Dangerous dissent
April 6, 1971
2 BANGALEE DIPLOMATS
DEFECT FROM PAKISTAN
Two Bangalee diplomats -- Second Secretary KM Shehabuddin and Amjadul Huq, assistant press attaché at the High Commission of Pakistan in New Delhi -- today announced their decision to defect from Pakistan and pledged allegiance to Bangladesh at a press conference in New Delhi. They sought asylum in India and the request was immediately granted. They decided to break with the Islamabad regime in view of the Pakistan Army's massacre of the people of Bangladesh.
THE DISSENT CABLE
Denouncing the US policy towards the crisis in Bangladesh, American Consul General in Dhaka Archer K Blood and his colleagues, including officers of USAID Dhaka and USIS Dhaka, sent the famous "dissent cable" today to the US State Department: "Our government has failed to denounce the suppression of democracy. Our government has failed to denounce atrocities. Our government has failed to take forceful measures to protect its citizens while at the same time bending over backwards to placate the West Pak dominated government and to lessen likely and deservedly negative international public relations impact against them. Our government has evidenced what many will consider moral bankruptcy, ironically at a time when the USSR sent President Yahya a message defending democracy, condemning arrest of leader of democratically elected majority party and calling for end to repressive measures and bloodshed."
TALES OF GRIM FIGHT
More than 100 foreign evacuees arrived in Kolkata today after a 34‐hour voyage from Chittagong. They shared the latest eyewitness reports about the Pakistani army's attempt to suppress the independence movement.
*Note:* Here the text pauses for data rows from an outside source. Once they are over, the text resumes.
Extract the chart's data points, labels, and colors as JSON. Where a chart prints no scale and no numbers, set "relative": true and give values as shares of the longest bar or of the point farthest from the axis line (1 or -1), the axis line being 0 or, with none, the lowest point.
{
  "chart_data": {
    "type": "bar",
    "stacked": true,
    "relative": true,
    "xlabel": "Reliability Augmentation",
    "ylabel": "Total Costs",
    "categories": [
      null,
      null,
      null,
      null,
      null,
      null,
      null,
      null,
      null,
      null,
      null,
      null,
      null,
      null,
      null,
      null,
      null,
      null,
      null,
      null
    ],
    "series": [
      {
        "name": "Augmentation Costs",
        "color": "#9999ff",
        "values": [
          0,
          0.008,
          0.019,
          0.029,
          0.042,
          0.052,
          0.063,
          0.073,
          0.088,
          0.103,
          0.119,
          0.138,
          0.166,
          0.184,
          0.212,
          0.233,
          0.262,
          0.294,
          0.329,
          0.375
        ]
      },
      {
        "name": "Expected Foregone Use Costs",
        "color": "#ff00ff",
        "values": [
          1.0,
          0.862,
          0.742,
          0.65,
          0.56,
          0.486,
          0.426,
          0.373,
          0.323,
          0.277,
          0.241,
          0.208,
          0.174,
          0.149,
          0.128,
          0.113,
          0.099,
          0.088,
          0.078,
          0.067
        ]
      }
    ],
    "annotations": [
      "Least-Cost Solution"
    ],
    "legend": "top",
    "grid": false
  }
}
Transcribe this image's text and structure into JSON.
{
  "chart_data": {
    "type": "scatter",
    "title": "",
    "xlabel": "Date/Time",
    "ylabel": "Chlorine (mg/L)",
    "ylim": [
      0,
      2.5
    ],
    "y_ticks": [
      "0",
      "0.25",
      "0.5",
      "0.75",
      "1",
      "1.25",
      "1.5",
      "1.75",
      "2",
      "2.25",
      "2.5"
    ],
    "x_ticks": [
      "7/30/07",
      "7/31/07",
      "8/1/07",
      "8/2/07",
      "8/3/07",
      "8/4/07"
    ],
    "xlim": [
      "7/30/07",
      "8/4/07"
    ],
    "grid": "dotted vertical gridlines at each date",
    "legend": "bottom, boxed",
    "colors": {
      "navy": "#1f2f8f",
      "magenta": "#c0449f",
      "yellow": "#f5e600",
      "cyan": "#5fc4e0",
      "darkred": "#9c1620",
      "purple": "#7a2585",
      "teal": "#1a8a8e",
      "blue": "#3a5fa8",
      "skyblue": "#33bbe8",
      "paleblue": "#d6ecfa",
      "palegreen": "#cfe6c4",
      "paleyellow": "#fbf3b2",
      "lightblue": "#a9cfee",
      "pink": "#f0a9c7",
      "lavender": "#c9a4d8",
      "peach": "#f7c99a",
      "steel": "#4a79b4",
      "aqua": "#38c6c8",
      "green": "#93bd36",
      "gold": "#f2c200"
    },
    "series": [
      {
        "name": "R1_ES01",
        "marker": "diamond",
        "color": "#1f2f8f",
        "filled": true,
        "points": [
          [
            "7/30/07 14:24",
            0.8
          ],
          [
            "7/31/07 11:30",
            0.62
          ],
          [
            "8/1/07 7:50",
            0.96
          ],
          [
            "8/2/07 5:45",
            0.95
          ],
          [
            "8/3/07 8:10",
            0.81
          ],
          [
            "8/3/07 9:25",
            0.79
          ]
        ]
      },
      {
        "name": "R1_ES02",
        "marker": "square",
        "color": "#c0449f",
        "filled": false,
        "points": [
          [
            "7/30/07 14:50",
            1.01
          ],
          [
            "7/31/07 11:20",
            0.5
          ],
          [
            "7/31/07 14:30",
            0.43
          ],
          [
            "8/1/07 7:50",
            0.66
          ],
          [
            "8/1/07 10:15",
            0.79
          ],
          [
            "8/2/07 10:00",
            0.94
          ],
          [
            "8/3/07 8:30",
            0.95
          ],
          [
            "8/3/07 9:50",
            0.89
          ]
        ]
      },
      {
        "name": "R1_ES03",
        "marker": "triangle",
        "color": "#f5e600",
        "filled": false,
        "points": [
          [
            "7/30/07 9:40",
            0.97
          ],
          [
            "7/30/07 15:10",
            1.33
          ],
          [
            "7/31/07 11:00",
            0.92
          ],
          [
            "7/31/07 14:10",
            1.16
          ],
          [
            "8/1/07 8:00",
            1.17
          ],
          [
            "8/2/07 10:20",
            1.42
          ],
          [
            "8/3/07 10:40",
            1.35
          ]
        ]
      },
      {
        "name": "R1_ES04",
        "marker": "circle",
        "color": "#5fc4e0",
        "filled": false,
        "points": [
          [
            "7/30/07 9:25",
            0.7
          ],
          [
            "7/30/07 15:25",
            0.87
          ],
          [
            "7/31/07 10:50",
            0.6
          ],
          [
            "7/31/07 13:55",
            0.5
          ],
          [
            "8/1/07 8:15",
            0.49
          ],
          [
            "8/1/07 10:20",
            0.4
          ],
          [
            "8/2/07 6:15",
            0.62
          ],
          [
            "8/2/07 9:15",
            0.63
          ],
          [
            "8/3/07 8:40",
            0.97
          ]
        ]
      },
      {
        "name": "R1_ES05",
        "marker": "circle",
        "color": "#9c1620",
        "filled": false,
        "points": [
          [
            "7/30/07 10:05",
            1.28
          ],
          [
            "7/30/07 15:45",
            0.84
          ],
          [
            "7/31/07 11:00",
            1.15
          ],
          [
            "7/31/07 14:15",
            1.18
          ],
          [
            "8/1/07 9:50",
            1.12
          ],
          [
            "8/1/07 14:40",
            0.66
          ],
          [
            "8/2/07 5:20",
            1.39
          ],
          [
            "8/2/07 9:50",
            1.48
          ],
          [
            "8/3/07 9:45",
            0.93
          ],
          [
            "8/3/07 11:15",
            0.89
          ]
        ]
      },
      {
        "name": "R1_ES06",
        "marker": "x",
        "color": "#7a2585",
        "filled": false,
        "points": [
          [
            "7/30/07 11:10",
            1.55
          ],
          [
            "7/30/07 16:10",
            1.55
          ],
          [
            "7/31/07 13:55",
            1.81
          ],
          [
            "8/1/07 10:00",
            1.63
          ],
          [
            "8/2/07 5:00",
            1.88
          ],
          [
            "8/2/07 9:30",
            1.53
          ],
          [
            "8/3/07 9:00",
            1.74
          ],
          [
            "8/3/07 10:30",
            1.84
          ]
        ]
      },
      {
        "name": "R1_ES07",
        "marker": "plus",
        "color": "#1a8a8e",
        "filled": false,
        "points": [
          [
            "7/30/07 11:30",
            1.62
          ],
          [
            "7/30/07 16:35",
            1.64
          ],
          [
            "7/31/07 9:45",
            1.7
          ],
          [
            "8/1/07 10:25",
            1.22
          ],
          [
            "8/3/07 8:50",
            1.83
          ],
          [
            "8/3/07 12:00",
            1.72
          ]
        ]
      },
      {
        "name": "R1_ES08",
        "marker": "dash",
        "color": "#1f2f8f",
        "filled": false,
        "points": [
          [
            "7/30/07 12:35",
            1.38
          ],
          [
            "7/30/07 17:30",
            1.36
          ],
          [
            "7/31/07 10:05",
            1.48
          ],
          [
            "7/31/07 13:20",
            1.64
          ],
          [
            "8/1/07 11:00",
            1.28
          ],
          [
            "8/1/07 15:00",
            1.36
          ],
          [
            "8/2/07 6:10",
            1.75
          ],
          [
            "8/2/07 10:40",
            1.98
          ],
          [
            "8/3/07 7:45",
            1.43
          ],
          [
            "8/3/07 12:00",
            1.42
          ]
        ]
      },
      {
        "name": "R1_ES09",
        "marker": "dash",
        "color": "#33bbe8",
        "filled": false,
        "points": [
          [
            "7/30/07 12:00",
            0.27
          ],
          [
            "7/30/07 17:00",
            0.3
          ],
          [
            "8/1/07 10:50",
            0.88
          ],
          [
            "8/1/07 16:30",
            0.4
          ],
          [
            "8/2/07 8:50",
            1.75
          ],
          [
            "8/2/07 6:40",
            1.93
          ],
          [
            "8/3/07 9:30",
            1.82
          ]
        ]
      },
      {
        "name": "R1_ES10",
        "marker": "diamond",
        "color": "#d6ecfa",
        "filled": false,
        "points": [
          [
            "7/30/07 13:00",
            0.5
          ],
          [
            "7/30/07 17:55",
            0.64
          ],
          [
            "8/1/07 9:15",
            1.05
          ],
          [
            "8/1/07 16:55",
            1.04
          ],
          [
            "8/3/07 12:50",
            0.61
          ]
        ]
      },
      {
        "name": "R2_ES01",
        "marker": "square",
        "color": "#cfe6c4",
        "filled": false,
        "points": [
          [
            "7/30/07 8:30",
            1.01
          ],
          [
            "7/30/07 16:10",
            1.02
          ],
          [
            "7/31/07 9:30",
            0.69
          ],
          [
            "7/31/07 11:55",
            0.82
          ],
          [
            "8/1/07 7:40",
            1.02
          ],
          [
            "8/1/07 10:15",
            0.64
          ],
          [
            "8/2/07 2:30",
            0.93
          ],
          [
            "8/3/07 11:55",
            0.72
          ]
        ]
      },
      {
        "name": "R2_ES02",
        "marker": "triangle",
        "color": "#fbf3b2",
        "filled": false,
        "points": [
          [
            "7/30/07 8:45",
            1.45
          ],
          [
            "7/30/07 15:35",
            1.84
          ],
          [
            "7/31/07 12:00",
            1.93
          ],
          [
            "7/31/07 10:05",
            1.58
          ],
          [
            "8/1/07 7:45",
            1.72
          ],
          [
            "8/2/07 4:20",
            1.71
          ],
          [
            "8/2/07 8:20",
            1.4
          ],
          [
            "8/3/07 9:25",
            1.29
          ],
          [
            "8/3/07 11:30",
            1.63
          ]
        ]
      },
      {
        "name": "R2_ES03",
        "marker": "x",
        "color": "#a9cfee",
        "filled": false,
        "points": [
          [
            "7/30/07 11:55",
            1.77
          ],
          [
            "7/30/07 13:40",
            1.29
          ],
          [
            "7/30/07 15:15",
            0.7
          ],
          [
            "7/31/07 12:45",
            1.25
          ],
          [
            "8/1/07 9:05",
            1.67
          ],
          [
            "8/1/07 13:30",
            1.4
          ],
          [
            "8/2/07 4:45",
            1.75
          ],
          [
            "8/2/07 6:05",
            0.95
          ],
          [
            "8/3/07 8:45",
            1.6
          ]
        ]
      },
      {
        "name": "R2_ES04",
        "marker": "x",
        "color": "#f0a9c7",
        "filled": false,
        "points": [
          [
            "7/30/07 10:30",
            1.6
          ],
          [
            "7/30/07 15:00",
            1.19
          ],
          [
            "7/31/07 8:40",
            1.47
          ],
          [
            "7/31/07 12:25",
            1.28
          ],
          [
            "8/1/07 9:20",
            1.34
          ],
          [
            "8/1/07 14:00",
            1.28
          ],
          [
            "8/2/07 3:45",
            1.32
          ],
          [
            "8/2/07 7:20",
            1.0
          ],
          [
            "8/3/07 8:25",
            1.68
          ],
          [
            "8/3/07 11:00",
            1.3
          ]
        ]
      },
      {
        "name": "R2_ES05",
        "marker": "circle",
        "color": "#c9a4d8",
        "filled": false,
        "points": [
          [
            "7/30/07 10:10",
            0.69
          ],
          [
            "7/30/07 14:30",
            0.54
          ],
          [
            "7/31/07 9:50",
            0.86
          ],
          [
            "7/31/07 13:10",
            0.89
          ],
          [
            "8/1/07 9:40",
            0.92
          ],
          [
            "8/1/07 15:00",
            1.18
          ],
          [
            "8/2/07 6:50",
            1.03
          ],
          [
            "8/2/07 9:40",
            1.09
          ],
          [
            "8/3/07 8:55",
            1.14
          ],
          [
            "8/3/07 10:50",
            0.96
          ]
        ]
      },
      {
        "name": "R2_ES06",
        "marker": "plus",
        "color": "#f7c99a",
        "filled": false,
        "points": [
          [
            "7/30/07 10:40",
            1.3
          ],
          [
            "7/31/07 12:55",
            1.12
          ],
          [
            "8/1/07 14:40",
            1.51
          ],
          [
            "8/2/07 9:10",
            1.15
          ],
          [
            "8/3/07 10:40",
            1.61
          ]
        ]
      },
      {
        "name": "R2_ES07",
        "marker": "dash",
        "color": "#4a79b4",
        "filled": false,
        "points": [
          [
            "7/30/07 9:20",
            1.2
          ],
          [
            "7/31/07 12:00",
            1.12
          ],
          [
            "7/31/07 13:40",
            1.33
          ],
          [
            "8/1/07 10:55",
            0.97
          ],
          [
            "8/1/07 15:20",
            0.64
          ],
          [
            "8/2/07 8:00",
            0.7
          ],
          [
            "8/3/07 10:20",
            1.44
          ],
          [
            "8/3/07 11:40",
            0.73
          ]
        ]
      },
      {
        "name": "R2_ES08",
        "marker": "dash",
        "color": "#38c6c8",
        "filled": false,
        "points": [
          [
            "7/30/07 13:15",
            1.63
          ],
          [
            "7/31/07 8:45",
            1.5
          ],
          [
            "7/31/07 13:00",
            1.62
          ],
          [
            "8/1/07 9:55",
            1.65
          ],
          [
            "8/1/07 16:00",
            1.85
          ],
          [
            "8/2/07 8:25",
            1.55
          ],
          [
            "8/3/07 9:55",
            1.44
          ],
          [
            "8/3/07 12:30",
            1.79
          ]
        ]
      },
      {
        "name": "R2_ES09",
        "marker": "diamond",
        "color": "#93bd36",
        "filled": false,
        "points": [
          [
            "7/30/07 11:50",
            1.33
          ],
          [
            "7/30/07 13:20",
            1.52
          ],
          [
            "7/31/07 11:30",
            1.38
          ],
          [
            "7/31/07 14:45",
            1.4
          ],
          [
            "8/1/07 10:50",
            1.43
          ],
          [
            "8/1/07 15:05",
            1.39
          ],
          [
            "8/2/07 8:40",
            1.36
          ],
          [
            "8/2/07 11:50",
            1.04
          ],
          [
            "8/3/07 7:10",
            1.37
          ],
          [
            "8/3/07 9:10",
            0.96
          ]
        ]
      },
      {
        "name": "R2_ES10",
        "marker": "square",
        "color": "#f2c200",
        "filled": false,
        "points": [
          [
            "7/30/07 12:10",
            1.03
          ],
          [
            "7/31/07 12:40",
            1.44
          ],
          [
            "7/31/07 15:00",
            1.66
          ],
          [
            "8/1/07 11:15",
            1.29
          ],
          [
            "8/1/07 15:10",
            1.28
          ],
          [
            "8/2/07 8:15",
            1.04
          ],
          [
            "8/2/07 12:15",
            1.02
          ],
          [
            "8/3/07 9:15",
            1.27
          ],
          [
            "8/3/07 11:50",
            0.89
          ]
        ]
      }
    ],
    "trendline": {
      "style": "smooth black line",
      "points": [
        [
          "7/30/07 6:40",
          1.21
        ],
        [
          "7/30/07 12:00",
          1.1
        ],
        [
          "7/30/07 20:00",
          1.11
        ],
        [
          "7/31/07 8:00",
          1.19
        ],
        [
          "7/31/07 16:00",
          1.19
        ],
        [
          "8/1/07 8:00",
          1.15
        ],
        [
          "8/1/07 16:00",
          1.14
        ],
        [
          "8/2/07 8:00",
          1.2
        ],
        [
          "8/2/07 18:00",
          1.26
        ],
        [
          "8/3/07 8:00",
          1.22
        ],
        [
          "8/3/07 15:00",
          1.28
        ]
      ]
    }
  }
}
"It's a massacre," said John Martinussen, a Danish student who later became an authority on international development policy.
Refuting the Pakistan government's propaganda, Martinussen, who came to Chittagong seven months ago with his wife Karen to study Pakistani politics as part of his master's degree programme at Aarhus University in Denmark, said, "Nothing is calm, and nothing has come back to normal.
"They systematically burned down the districts of the poor people, apparently because they felt they couldn't search them thoroughly," he went on. "They seemed to be enjoying killing and destroying everything.
"Many Bengalis have been killed," the 23‐year‐old student said. "In the river just four days ago, you could count 400 bodies floating in one area."
The evacuees informed that after several days of fighting, the army -- all West Pakistani troops -- had pushed the Bangladeshi resistance forces out of the city. But, they added, the army's control ends five miles outside the city, at the banks of the Karnalphuli River.
Everything from the river south, they said, is in the hands of the "liberation army" which consists of civilians and members of the East Pakistani police, the East Pakistani Rifles and the East Bengal Regiment who have come over to the independence movement.
The evacuees further said they could hear shooting on the outskirts of the city even as they were leaving for Kolkata yesterday morning. Most of the residents had fled the city and gone into the countryside, they added.
INDIA DENIES DEPLOYMENT
A spokesman for the Indian Government today denied that Indian troops had been moved to the border of East Pakistan.
The spokesman was reacting to protests sent by Pakistan to several governments, including the Soviet Union, asserting that six Indian army divisions had been deployed near the border.